Early Reflections at the Six Month Mark
It would have been ideal to trial this framework on a brief outbreak, not an enduring pandemic. However, infectious diseases are unpredictable, and the phased approach is useful during an uncertain timeframe. Documenting the coronavirus response on campus is time-consuming. During the past six months, specific days or weeks required more time to watch the pandemic response than others did, but all weeks have some archival activity. It is crucial to receive administrative support for the time to archive a significant campus event. When justifying resource allocation in these conversations, emphasis on the collection capturing campus decision-making and actions is helpful in this case. Measuring external researcher interest is difficult at this early stage. However, the collection is beneficial for in-house research and is invaluable for documenting the campus’s response to this historic event.

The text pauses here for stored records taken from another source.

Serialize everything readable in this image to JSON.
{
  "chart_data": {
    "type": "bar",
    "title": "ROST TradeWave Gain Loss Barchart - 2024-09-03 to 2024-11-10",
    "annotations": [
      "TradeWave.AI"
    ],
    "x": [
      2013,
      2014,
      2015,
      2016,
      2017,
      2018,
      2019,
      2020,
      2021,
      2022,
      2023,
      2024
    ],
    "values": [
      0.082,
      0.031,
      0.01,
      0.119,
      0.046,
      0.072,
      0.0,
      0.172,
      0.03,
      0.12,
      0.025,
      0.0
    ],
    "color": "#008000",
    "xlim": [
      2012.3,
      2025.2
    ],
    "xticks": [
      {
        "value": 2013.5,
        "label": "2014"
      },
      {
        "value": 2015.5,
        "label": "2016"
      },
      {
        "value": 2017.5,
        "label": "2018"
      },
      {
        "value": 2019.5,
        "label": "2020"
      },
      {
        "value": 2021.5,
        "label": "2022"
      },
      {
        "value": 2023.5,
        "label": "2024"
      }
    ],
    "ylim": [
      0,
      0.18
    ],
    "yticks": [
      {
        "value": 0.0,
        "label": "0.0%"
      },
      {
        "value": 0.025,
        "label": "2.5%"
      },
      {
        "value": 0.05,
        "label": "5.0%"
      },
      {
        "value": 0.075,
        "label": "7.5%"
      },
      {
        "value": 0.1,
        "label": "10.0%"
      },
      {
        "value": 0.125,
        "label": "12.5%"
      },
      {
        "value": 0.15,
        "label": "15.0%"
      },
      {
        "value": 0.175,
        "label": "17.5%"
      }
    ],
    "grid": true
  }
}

Digital archiving service may be a laborsaving choice if the budget allows. Twarc is open-source and available with no fees but requires dedicated time from staff for tweet capture and archival work. One goal of digital capture efforts was to estimate storage space requirements for a future pandemic or outbreak collecting during phase one. Now, it is clear that the duration, and thus storage space and costs, will differ in each situation.

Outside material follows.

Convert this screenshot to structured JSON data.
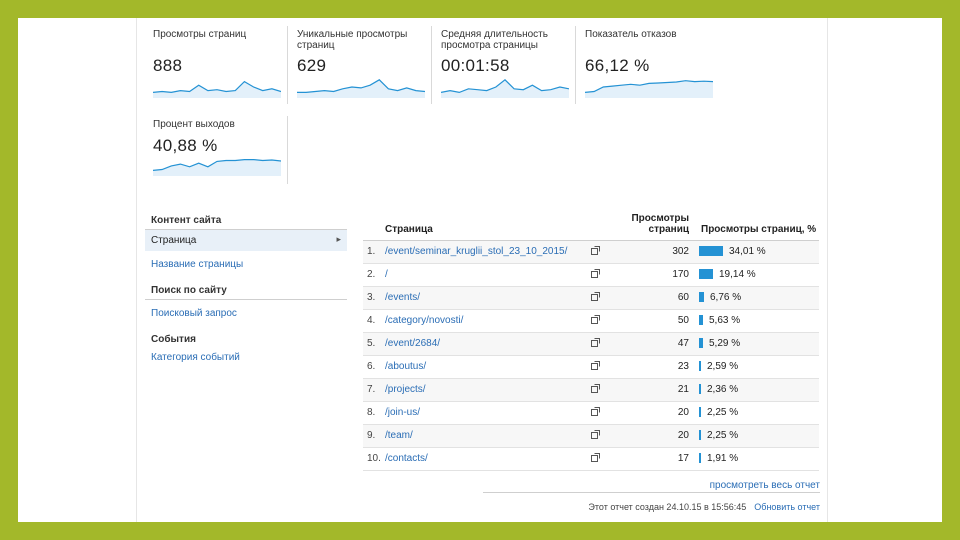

This framework will apply to future outbreaks or pandemics that arrive on campus. Frameworks, like any document, need review and update. Technology, staff allocation, and key players in infectious disease and public health will change. It may be worth revisiting and updating the framework annually, as part of standard policy or a disaster preparedness review.
Conclusion
The SCA department staff documented the infectious disease and public health strength unique to the medical university early in what became defining historical events on an international scale. Actively archiving the campus response to disease epidemics has built an archival scope strength around the topic and ensured material arrived in the archive when The COVID-19 disease outbreak occurred. The multiple phase collecting approach has provided for archiving from a respectful distance and guaranteed initial digital content and context. The framework has allowed staff to adjust collecting methods and tools during an extended event and provided the structure and administrative support for longer-term collecting, after time for healing and relationship building with prospective donors.
Footnotes
Declaration of Conflicting Interests
The author declared no potential conflicts of interest with respect to the research, authorship, and/or publication of this article.
Funding
The author received no financial support for the research, authorship, and/or publication of this article.